Online Planning on Low-Power CPU & GPU Systems on a Chip (SoCs)

This work proposes a new design for online planning for intelligent agents modeled as partially observable Markov decision processes (POMDP). This session introduces an online planner enhanced with Bloom filter memory that is implemented and evaluated on a low-power CPU and GPU system on a chip (SoC). Using the Data Parallel C++ (DPC++) parallel running model of the most compute-intensive kernel of this Bloom filter implementation, the overall planning time is reduced by 3.5 to 7.5 times for three representative benchmarks in the POMDP literature. Preliminary results promise new opportunities for using POMDP agents on low-power mobile platforms and in real-time use cases.
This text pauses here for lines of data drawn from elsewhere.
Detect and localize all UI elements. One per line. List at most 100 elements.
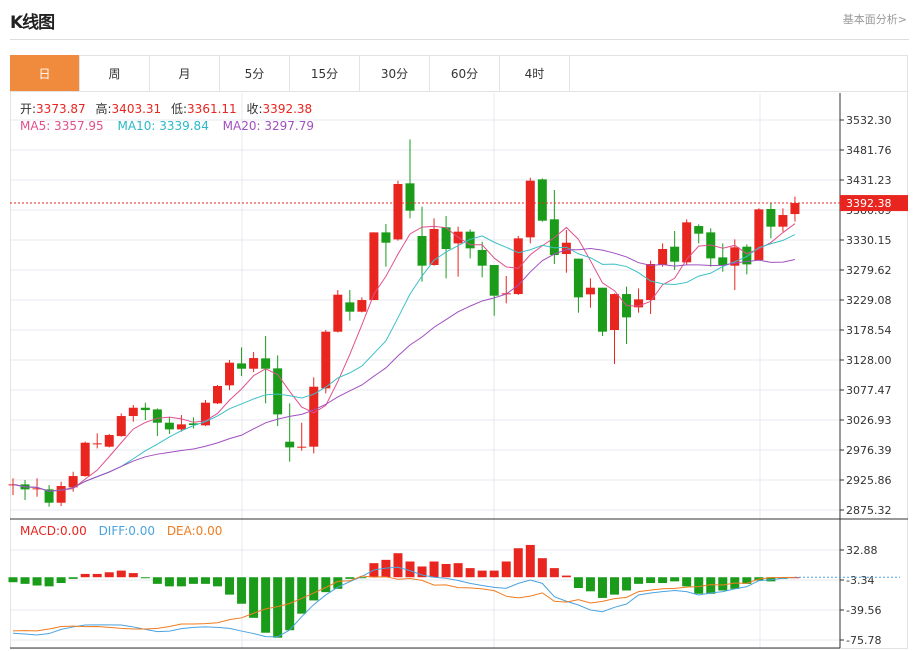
candle: [441, 215, 451, 279]
last-price-label: 3392.38: [846, 197, 892, 210]
candle-body: [417, 235, 427, 266]
macd-bar: [213, 577, 223, 587]
macd-value: MACD:0.00: [20, 524, 87, 538]
ma20-value: MA20: 3297.79: [222, 119, 314, 133]
candle: [561, 229, 571, 273]
macd-bar: [237, 577, 247, 604]
macd-bar: [225, 577, 235, 595]
candle-body: [778, 215, 788, 227]
candle-body: [237, 363, 247, 369]
candle: [237, 347, 247, 377]
candle: [345, 290, 355, 321]
high-value: 3403.31: [111, 102, 162, 116]
close-label: 收:: [246, 102, 263, 116]
close-value: 3392.38: [262, 102, 313, 116]
macd-bar: [549, 568, 559, 578]
ma10-value: MA10: 3339.84: [117, 119, 209, 133]
macd-bar: [140, 577, 150, 579]
candle-body: [597, 287, 607, 332]
candle-body: [176, 424, 186, 430]
macd-bar: [658, 577, 668, 584]
macd-bar: [164, 577, 174, 587]
candle-body: [225, 362, 235, 386]
macd-bar: [80, 573, 90, 578]
candle-body: [213, 386, 223, 404]
macd-bar: [32, 577, 42, 586]
macd-axis-label: -39.56: [846, 604, 881, 617]
candle: [213, 385, 223, 405]
candle-body: [525, 180, 535, 238]
macd-bar: [646, 577, 656, 584]
macd-bar: [8, 577, 18, 583]
macd-bar: [44, 577, 54, 587]
candle-body: [465, 231, 475, 249]
candle: [128, 404, 138, 422]
macd-bar: [513, 548, 523, 578]
macd-bar: [56, 577, 66, 584]
candle-body: [92, 443, 102, 445]
ma5-value: MA5: 3357.95: [20, 119, 104, 133]
candle: [489, 265, 499, 316]
price-axis-label: 3532.30: [846, 114, 892, 127]
candle-body: [381, 232, 391, 243]
candle: [405, 139, 415, 219]
macd-bar: [525, 544, 535, 578]
price-axis-label: 3330.15: [846, 234, 892, 247]
candle-body: [104, 435, 114, 447]
candle: [610, 293, 619, 365]
macd-bar: [597, 577, 607, 598]
candle: [321, 330, 331, 394]
candle-body: [718, 257, 728, 266]
candle-body: [658, 248, 668, 266]
candle: [116, 413, 126, 437]
candle: [778, 208, 788, 232]
macd-bar: [573, 577, 583, 589]
price-axis-label: 2976.39: [846, 444, 892, 457]
macd-bar: [261, 577, 271, 633]
candle: [309, 377, 319, 454]
dea-line: [12, 575, 795, 632]
candle: [104, 434, 114, 448]
macd-bar: [694, 577, 704, 594]
candle: [261, 336, 271, 404]
candle-body: [357, 300, 367, 312]
price-axis-label: 3178.54: [846, 324, 892, 337]
candle: [682, 219, 692, 266]
kline-chart: 3532.303481.763431.233380.693330.153279.…: [8, 93, 908, 649]
candle-body: [766, 208, 776, 227]
macd-bar: [441, 563, 451, 578]
candle-body: [429, 228, 439, 266]
macd-bar: [561, 575, 571, 578]
candle: [273, 355, 283, 427]
candle: [525, 177, 535, 244]
macd-bar: [128, 573, 138, 578]
candle: [44, 485, 54, 507]
macd-axis-label: 32.88: [846, 544, 878, 557]
candle-body: [754, 209, 764, 261]
macd-bar: [20, 577, 30, 584]
candle: [694, 224, 704, 244]
candle-body: [80, 442, 90, 477]
macd-bar: [309, 577, 319, 601]
candle: [513, 235, 523, 296]
candle: [333, 290, 343, 333]
candle-body: [333, 294, 343, 332]
candle-body: [670, 246, 680, 262]
dea-value: DEA:0.00: [166, 524, 223, 538]
price-axis-label: 3077.47: [846, 384, 892, 397]
macd-bar: [321, 577, 331, 593]
price-axis-label: 2925.86: [846, 474, 892, 487]
macd-bar: [429, 561, 439, 578]
candle: [80, 441, 90, 477]
high-label: 高:: [95, 102, 112, 116]
macd-bar: [453, 563, 463, 578]
candle: [634, 288, 644, 313]
candle-body: [694, 226, 704, 234]
diff-value: DIFF:0.00: [98, 524, 155, 538]
candle-body: [140, 407, 150, 411]
candle: [393, 180, 403, 241]
candle: [477, 241, 487, 278]
macd-bar: [200, 577, 210, 584]
macd-bar: [477, 570, 487, 578]
candle: [56, 481, 66, 507]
Denisa Constantinescu is a PhD candidate in the Department of Computer Architecture at the University of Malaga (UMA). She was a research visitor at the Northeastern University Computer Architecture Research (NUCAR) Laboratory in 2018. Her research interests are in low-power heterogeneous computing, intelligent control systems, and autonomous decision-making. She has been a mentor at Campus Tech Chicas UMA since 2018.
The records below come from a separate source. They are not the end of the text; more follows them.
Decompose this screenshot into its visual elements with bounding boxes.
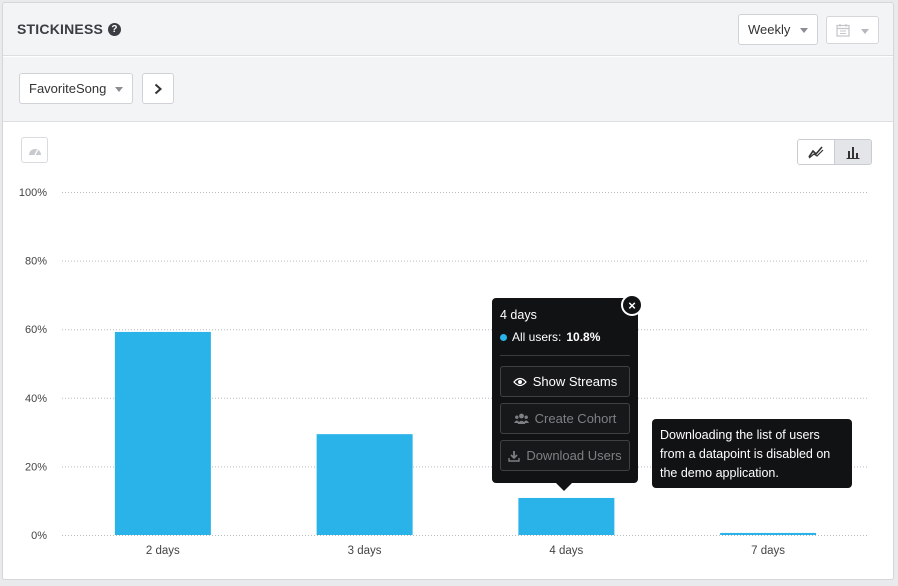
bar — [316, 434, 413, 535]
users-icon — [513, 413, 529, 424]
series-color-dot — [500, 333, 507, 341]
bar — [518, 497, 615, 535]
y-tick-label: 80% — [25, 256, 47, 268]
y-tick-label: 40% — [25, 393, 47, 405]
show-streams-button[interactable]: Show Streams — [500, 366, 630, 397]
close-icon[interactable]: × — [621, 294, 643, 316]
tooltip-series-row: All users: 10.8% — [500, 330, 630, 356]
tooltip-series-value: 10.8% — [566, 330, 601, 344]
x-tick-label: 3 days — [348, 545, 382, 557]
x-tick-label: 2 days — [146, 545, 180, 557]
datapoint-tooltip: 4 days All users: 10.8% Show Streams Cre… — [492, 298, 638, 491]
tooltip-title: 4 days — [500, 308, 537, 322]
download-users-button[interactable]: Download Users — [500, 440, 630, 471]
x-tick-label: 4 days — [549, 545, 583, 557]
download-users-label: Download Users — [526, 448, 622, 463]
tooltip-series-label: All users: — [512, 330, 562, 344]
download-icon — [508, 450, 521, 462]
y-tick-label: 100% — [19, 187, 47, 199]
create-cohort-button[interactable]: Create Cohort — [500, 403, 630, 434]
bar — [114, 331, 211, 535]
show-streams-label: Show Streams — [532, 374, 618, 389]
x-tick-label: 7 days — [751, 545, 785, 557]
y-tick-label: 0% — [31, 530, 47, 542]
create-cohort-label: Create Cohort — [534, 411, 617, 426]
stickiness-bar-chart: 0% 20% 40% 60% 80% 100% 2 days 3 days 4 days 7 da… — [19, 187, 869, 557]
disabled-info-tooltip: Downloading the list of users from a dat… — [652, 419, 852, 488]
y-tick-label: 60% — [25, 324, 47, 336]
y-tick-label: 20% — [25, 461, 47, 473]
eye-icon — [512, 377, 527, 386]
bar — [720, 532, 817, 535]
Rafael Asenjo is a professor of computer architecture at the University of Malaga. He has been using threading building blocks (TBB) since 2008, and over the past 10 years, he has focused on productively exploiting heterogeneous chips (CPU, GPU, and field-programmable gate array [FPGA]), using TBB as the orchestrating framework. He coauthored a book on TBB and is a member of the SYCL* advisory panel.